В «любовном» разделе помещены магические практики и вербальные формулы, посвященные тому, как увидеть во сне суженого, узнать свою долю, приворожить суженую или суженого, чтобы хлопцы приходили к девушкам на вечерки, заговоры на красоту. В начале второго раздела («Семейный быт») сосредоточены формулы и магические приемы, нацеленные на благополучную семейную жизнь женщины и на то, чтобы дети были здоровы. В этом разделе («Домоводство. Хозяйство»), самом разнообразном и обстоятельном, собрано огромное количество магических средств и приговоров, относящихся к домашней жизни и хозяйственной деятельности: чтобы женщина благополучно родила, чтобы ребенок был здоров, не плакал по ночам, не болел, не страдал от «переляка» или родимца; чтобы новобрачные были счастливы; чтобы женщины не были бесплодными; чтобы в новом доме было тепло и не водились насекомые, чтобы куры не убегали со двора, деревья приносили плоды, корова телилась, огурцы были красивыми, хлеб в деже «спорился»; как сажать те или иные овощи, выгонять скотину в поле, ухаживать за пчелами; как сделать так, чтобы скотина не болела, воробьи не клевали зерно на поле, а мыши не ели его в амбаре; чтобы молния и град не вредили посевам и обходили стороной дома, и т.д. В разделе «Болезни» помещены в основном заговоры от многих недугов, в разделе «На разные случаи» – вербальная магия, касающаяся многих сторон повседневной жизни – от встречи с волком в лесу и схоронения клада до хождения в суд и копания колодца. Наконец, в разделе «Зло» приведены немногочисленные приемы «черной» магии: как отобрать «спор», наслать болезнь или обрести успех в воровском деле.
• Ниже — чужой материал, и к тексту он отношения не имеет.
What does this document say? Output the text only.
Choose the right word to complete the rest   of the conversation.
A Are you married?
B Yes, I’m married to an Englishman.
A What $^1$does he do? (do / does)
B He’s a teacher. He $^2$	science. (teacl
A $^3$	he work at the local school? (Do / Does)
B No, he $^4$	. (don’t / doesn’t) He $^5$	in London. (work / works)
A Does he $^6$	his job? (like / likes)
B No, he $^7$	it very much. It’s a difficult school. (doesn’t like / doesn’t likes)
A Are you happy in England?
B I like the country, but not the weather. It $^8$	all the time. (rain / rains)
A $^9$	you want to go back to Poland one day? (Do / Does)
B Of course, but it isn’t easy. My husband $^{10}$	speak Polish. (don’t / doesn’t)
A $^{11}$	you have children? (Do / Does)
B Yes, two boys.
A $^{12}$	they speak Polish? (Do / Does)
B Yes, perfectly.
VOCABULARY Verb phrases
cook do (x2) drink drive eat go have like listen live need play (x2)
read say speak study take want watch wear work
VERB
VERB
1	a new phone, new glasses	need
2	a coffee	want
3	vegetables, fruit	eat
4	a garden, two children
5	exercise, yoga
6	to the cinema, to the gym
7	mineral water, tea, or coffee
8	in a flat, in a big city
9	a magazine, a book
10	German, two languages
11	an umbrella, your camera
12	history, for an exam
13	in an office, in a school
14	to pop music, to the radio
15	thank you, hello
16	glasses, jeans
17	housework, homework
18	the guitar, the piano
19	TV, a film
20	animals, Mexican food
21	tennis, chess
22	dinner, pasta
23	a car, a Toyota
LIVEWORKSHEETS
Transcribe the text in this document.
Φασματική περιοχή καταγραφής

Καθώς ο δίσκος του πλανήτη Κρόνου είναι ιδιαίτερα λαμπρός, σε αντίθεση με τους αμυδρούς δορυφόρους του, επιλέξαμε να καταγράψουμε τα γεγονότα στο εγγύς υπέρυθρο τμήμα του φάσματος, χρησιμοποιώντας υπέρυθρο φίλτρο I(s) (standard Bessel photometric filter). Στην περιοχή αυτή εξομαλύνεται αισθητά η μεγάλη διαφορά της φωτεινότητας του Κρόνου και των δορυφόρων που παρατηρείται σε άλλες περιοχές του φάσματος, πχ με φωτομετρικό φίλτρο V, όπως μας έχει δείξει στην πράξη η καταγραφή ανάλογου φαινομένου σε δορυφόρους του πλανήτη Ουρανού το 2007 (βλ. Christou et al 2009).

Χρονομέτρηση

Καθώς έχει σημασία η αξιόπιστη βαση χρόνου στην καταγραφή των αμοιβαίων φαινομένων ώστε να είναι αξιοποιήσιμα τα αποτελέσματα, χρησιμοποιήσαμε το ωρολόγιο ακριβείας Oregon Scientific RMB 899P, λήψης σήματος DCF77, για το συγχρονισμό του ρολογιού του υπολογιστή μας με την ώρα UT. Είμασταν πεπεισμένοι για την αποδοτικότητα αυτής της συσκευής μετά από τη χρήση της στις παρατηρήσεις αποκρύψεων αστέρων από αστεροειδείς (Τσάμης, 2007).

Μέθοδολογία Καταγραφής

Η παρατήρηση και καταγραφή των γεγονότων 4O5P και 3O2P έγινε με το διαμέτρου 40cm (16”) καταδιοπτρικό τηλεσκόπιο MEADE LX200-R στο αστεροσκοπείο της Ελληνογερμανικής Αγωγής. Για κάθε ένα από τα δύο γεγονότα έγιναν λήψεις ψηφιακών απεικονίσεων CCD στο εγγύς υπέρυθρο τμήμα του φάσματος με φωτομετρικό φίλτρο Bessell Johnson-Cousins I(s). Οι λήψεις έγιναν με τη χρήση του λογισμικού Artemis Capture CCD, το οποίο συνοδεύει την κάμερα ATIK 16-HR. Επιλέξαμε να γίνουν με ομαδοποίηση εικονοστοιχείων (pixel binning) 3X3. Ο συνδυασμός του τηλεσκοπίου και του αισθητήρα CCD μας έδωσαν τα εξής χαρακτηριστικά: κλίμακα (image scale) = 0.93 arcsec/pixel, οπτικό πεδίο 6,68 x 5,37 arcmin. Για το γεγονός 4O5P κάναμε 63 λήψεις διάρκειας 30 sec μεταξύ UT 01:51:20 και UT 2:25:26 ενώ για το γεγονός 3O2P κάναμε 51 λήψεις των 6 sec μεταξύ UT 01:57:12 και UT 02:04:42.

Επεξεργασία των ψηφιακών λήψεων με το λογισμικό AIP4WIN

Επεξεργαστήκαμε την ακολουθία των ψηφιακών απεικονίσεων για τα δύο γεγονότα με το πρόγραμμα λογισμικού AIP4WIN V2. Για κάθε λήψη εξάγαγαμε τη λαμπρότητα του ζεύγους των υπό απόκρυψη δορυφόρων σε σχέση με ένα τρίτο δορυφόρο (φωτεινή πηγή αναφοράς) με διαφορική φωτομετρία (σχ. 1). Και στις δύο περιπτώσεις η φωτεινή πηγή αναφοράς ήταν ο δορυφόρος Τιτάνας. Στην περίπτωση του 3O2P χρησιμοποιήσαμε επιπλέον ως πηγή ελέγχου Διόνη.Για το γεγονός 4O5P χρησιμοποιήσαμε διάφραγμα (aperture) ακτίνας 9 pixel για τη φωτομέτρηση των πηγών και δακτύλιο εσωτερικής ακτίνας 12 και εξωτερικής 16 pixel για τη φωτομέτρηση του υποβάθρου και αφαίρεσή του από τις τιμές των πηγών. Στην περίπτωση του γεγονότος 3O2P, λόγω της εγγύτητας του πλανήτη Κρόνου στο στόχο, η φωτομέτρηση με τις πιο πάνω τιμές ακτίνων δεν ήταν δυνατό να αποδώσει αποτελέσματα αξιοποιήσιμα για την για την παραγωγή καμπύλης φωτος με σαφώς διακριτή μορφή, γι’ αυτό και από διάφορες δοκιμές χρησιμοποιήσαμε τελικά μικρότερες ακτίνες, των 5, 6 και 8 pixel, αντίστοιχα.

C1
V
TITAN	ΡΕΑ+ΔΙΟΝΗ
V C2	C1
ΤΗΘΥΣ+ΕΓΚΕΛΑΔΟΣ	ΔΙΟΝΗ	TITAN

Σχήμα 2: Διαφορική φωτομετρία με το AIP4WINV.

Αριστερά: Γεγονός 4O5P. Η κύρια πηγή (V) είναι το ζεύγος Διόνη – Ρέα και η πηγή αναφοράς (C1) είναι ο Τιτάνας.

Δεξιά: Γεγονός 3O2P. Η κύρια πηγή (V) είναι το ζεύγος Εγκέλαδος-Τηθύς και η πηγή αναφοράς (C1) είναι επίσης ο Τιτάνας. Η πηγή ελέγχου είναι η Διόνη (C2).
Мне неизвестны обстоятельства составления этой рукописи, равно как и сбора материалов для нее, но одно кажется несомненным – за образец было взято упомянутое выше издание малороссийских заклинаний П. Ефименко19. Близость этих двух коллекций выражается в том, что в той и другой сосредоточены материалы, касающиеся именно вербальной магии в широком ее понимании, хотя к этому времени более принятым был иной тип публикации, в котором собственно заговоры отделялись от малых магических форм – приговоров, пожеланий, заклинаний и т.д. (таково издание заговоров у П.П. Чубинского или Л.Н. Майкова). Да и традиция обозначения функции каждого сообщения и сама манера этих обозначений у Ефименко («Наука вiд червiв», «Щоб зуби не болели» и др.) также напоминает собрание Кибальчича.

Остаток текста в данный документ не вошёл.